China and Congo Rule the Cobalt World — And the Gap Isn’t Closing Anytime Soon

China and Congo Rule the Cobalt World — And the Gap Isn’t Closing Anytime Soon

According to MyDataJungle data, the Democratic Republic of Congo (DRC) is projected to remain the unrivaled king of global cobalt mining through 2040.

The DRC jumps from ≈158 kt in 2023 to a peak of ≈215 kt in 2030, before gradually declining toward ≈135 kt by 2040.

No other country even comes close:
Indonesia rises from 20 kt to ~50 kt by 2030.
The rest of the world declines steadily from ~48 kt to the low 30s.
Russia and Australia remain marginal players.

Takeaway: even with moderate diversification, cobalt mining stays overwhelmingly concentrated in the DRC.

Cobalt Refining: China Holds the Real Power

If Congo dominates extraction, China controls the value chain.

MyDataJungle projections show: China expands from ≈173 kt in 2023 to a peak of ≈235 kt by 2031, remaining above 225 kt through 2040; The “rest of world” segment grows modestly from 20 kt to ~33 kt; Finland, Japan, Indonesia, and Canada all stay below 20 kt, with mixed trajectories.
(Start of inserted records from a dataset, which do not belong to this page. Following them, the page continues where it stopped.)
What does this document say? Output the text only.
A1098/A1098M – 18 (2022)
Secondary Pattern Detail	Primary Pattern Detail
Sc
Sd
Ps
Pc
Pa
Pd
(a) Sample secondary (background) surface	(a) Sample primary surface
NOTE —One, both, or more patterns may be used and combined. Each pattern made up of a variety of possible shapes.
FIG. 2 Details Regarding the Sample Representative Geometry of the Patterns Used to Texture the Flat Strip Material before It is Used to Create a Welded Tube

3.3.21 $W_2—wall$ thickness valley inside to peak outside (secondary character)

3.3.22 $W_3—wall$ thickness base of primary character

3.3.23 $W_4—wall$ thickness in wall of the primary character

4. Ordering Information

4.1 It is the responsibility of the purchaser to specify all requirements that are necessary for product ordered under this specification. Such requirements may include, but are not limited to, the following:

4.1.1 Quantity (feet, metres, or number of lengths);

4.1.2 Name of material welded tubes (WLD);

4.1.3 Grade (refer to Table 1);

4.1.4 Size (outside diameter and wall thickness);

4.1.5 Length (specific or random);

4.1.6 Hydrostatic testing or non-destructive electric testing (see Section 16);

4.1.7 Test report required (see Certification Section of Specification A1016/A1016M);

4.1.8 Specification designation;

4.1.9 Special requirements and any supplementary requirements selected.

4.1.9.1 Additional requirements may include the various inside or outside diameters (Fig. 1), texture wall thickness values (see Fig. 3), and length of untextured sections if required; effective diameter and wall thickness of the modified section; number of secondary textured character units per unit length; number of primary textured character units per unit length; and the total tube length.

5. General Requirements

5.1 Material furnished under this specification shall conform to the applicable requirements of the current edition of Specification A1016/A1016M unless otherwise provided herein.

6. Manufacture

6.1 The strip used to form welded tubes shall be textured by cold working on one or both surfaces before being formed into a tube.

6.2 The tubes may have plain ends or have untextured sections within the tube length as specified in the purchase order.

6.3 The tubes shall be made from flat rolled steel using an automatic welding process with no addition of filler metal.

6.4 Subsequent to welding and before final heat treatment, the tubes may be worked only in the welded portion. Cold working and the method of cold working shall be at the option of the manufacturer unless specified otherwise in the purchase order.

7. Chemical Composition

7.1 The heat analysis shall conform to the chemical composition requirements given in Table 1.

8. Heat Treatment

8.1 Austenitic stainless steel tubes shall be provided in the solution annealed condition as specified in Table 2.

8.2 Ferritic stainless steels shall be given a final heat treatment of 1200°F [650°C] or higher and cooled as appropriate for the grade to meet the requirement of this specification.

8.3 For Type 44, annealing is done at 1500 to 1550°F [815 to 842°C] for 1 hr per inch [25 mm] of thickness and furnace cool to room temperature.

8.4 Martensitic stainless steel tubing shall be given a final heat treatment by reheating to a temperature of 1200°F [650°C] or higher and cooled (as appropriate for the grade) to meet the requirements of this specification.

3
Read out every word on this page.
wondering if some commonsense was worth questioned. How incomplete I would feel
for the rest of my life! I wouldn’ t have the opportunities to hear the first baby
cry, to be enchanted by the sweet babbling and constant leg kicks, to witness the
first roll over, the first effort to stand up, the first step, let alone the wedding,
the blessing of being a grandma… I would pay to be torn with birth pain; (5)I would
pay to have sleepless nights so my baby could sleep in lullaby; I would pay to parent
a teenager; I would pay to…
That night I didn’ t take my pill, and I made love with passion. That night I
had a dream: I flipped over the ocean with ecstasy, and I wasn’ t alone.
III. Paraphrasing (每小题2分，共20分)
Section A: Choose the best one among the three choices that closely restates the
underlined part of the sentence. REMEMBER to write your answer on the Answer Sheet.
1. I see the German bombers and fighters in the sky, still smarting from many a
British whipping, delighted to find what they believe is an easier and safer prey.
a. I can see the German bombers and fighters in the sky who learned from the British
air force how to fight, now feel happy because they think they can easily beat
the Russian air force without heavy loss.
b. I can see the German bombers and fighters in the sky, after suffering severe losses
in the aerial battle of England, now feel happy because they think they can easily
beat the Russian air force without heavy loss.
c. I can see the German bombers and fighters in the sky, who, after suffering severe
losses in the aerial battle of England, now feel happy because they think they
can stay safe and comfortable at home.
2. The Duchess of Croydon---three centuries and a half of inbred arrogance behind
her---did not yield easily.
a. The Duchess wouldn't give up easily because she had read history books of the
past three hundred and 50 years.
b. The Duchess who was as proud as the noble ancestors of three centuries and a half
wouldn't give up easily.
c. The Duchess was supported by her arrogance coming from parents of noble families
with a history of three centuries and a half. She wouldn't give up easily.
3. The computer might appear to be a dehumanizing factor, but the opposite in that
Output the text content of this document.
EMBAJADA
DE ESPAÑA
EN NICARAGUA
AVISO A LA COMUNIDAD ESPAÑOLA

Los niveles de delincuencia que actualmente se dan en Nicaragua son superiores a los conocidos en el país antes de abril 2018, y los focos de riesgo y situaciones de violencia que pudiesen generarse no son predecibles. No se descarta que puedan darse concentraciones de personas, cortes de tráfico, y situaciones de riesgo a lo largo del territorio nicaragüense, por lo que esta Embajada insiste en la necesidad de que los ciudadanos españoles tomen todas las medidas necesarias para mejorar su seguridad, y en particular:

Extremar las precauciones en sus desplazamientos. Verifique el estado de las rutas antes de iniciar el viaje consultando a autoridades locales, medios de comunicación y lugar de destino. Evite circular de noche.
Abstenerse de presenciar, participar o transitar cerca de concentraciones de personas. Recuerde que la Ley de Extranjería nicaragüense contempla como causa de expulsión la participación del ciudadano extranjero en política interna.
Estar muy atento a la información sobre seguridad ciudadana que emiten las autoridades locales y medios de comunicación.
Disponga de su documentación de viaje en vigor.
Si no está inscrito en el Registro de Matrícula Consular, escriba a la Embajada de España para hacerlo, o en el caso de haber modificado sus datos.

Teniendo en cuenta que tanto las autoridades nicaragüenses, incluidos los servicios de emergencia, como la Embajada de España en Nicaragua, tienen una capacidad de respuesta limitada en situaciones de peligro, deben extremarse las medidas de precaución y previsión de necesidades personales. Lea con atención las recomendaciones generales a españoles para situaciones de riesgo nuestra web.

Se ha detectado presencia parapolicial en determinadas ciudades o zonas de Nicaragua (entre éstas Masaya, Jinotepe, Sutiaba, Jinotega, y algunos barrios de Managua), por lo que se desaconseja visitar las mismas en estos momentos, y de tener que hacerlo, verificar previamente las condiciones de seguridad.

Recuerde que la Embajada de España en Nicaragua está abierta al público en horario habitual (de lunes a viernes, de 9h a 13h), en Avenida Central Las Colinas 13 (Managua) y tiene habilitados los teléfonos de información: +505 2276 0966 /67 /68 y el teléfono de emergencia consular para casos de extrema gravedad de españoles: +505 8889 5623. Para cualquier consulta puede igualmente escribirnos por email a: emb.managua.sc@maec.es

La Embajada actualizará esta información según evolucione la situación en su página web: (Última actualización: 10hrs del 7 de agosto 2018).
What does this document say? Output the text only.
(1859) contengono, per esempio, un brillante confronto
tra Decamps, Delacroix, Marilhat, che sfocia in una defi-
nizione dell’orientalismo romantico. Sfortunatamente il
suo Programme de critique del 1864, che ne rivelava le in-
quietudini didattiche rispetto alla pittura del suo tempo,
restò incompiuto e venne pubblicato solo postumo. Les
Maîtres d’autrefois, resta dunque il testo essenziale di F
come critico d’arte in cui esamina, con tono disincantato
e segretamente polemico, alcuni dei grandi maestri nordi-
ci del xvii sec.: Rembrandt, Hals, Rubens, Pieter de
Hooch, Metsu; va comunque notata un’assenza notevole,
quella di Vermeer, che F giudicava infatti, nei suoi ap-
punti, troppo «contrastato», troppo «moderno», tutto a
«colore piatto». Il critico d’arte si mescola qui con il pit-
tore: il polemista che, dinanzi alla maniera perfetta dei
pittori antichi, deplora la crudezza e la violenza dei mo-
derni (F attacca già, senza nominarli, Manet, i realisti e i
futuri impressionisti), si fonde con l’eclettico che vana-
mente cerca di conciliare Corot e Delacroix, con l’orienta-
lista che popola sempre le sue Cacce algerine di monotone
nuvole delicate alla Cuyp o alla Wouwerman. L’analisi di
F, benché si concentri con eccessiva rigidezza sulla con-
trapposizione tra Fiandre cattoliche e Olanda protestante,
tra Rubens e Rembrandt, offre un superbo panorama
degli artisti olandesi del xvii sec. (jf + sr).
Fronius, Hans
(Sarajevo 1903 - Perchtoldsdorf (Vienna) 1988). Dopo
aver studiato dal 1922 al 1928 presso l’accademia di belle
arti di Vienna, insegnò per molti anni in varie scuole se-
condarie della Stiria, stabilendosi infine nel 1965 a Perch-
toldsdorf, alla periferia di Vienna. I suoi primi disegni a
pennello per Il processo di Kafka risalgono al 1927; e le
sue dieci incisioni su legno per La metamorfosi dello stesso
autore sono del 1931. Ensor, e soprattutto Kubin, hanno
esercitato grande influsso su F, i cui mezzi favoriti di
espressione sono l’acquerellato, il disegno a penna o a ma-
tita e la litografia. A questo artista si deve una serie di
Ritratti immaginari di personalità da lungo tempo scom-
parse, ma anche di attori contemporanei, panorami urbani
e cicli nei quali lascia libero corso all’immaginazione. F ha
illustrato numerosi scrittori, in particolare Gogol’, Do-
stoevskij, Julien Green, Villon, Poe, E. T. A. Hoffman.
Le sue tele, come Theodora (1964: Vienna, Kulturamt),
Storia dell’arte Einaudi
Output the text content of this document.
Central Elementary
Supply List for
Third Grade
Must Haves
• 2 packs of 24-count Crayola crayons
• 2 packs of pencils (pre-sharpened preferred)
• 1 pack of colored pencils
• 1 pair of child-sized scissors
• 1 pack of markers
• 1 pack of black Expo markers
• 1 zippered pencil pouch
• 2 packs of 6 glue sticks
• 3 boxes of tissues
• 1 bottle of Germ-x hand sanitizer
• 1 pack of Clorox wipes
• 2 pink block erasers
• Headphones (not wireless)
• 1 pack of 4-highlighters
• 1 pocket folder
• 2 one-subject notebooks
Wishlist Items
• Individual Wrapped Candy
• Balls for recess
Translation: even if mining diversifies, refining remains almost entirely in China’s hands — and refining is where strategic leverage lies.

A Strategic Bottleneck With Global Implications

These charts tell a simple story: mining is geographically concentrated; refining is even more concentrated — and controlled by one country.

For industries dependent on cobalt — EV batteries, energy storage, consumer electronics — this creates a structural dependence that Europe, the U.S., and Japan are struggling to offset.

China and Congo are set to shape the future of critical minerals. Everyone else is just trying to keep up.